Total Time 45 minutes
Calories 220 kcal

Ingredients
  

  • 3 cups vegetable broth
  • 1 cup coarsely chopped onion
  • ¾ cup chopped carrot
  • 4 cloves garlic minced
  • 1 teaspoon dried oregano
  • ¾ teaspoon salt
  • 1 large sweet potato diced
  • 1 bunch lacinato kale stemmed and chopped (about 8 cups)
  • 1 tablespoon lemon juice
  • 3 tablespoons extra-virgin olive oil
  • 2 tablespoons coconut cream
  • Fresh basil leaves torn if large
  • 6 lemon wedges optional

Instructions
 

  • In a large pot, heat 1 tablespoon of olive oil over medium heat. Add the onion and carrot, and sauté until softened, about 5-7 minutes.
  • Stir in the garlic, oregano, and salt, and cook for another minute until fragrant.
  • Add the vegetable broth and diced sweet potato to the pot.

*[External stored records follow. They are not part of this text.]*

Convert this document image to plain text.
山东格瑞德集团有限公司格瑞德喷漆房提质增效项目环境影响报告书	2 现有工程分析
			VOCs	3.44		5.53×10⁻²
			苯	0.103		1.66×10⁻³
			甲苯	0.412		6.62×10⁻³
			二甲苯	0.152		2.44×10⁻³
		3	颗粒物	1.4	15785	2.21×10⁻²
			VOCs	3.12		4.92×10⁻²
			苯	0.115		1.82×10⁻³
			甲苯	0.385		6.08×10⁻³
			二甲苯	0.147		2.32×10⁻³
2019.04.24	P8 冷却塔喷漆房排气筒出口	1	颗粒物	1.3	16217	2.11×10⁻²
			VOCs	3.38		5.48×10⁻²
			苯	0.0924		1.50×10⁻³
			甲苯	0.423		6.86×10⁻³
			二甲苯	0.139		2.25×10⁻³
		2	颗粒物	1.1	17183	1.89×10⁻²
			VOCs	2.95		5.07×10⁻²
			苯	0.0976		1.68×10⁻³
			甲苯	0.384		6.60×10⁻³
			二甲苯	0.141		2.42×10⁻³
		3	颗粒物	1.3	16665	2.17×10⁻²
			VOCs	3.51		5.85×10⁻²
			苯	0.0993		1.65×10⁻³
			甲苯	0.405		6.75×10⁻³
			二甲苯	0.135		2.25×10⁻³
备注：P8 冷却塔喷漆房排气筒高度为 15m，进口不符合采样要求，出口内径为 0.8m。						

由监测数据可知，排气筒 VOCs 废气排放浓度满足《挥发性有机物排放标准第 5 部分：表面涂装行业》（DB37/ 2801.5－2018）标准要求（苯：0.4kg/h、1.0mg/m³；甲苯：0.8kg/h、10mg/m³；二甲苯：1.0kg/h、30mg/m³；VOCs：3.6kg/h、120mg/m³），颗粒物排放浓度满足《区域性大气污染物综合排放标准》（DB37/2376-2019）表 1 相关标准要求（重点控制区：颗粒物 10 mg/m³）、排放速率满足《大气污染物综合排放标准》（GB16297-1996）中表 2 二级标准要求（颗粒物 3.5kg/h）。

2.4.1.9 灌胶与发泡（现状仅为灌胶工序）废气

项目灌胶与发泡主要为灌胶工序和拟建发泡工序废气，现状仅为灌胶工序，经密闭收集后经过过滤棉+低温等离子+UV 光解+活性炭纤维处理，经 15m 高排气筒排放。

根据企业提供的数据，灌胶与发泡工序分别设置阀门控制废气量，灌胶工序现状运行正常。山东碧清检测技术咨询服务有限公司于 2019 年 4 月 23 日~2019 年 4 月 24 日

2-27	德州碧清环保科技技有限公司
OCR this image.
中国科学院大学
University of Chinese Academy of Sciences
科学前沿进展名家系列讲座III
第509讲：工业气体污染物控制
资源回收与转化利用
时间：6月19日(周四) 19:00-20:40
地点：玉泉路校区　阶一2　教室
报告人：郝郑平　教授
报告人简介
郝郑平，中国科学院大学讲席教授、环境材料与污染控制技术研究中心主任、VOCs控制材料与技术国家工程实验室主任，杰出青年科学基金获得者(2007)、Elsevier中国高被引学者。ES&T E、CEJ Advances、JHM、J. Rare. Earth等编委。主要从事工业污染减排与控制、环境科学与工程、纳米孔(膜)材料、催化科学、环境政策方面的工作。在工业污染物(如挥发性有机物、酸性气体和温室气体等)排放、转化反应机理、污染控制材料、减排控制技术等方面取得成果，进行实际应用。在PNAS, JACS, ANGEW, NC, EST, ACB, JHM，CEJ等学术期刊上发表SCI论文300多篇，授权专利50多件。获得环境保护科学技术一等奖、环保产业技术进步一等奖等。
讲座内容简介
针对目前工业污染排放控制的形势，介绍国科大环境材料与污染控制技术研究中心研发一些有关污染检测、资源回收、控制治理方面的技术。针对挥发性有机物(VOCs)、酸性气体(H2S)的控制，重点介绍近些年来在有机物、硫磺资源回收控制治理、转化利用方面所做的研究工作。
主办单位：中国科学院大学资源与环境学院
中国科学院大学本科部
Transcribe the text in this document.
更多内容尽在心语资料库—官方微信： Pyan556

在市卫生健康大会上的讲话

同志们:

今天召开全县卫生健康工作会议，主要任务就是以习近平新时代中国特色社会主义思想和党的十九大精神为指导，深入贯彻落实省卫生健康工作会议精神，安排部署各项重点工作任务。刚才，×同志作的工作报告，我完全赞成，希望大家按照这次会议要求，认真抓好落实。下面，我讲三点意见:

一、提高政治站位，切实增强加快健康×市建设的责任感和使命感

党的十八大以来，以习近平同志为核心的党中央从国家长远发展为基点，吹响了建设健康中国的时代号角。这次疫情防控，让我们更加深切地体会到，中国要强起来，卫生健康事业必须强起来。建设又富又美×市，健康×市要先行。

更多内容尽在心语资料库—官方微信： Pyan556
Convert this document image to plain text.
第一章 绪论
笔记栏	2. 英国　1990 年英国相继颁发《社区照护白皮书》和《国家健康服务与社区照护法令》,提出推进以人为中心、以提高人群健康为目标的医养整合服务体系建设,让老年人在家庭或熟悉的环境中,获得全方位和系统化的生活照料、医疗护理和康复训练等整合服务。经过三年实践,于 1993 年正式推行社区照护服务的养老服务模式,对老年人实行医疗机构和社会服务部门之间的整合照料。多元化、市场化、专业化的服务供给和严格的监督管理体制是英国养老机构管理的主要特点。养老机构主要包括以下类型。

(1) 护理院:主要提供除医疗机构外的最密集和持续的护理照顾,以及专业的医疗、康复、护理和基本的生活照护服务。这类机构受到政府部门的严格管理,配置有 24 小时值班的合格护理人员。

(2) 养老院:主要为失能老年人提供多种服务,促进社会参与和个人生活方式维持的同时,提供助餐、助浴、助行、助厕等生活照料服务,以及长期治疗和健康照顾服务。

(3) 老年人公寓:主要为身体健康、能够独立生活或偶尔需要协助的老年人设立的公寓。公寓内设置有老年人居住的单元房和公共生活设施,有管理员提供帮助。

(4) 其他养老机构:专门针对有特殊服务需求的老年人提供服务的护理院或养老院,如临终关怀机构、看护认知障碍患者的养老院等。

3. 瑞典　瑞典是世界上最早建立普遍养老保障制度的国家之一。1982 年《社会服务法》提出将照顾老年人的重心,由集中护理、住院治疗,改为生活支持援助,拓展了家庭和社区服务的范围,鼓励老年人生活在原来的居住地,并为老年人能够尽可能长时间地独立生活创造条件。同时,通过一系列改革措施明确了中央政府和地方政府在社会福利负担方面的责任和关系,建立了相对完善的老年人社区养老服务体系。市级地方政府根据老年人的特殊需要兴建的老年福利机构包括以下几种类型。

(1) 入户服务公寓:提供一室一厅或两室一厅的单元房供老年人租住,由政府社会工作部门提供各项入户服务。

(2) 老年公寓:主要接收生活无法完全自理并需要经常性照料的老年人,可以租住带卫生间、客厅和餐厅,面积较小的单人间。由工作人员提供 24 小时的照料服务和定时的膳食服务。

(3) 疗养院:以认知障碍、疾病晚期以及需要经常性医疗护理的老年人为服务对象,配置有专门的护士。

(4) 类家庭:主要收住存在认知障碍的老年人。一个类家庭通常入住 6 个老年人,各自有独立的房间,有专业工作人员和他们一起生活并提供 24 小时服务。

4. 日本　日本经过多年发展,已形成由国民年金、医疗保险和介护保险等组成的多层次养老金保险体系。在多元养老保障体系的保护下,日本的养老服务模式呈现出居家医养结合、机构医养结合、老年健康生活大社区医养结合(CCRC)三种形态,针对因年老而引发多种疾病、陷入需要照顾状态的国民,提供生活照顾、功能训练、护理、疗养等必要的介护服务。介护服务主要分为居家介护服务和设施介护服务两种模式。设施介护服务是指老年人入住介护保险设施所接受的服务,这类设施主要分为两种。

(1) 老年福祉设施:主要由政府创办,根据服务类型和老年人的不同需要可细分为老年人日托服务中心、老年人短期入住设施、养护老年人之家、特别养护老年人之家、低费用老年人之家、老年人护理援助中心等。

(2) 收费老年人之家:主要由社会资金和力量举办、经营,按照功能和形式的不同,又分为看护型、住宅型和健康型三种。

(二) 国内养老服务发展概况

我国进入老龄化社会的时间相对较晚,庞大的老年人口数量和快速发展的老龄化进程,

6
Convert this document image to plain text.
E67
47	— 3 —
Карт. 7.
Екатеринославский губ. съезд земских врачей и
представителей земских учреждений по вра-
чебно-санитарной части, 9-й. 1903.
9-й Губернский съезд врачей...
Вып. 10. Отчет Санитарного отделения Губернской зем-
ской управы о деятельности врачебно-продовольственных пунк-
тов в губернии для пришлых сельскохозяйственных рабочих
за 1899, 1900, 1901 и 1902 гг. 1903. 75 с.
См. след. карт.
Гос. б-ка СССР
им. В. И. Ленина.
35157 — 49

Bring the mixture to a boil, then reduce to a simmer, cooking until the sweet potatoes are tender, about 10-12 minutes.
  • Stir in the kale and cook for an additional 5 minutes until wilted.
  • Once the kale is tender, stir in the lemon juice, remaining olive oil, and coconut cream to thicken the soup and enhance the richness.
  • Taste and adjust seasoning if necessary, adding more salt or lemon juice to balance the flavors.
  • Serve hot, garnished with fresh basil leaves and optional lemon wedges on the side.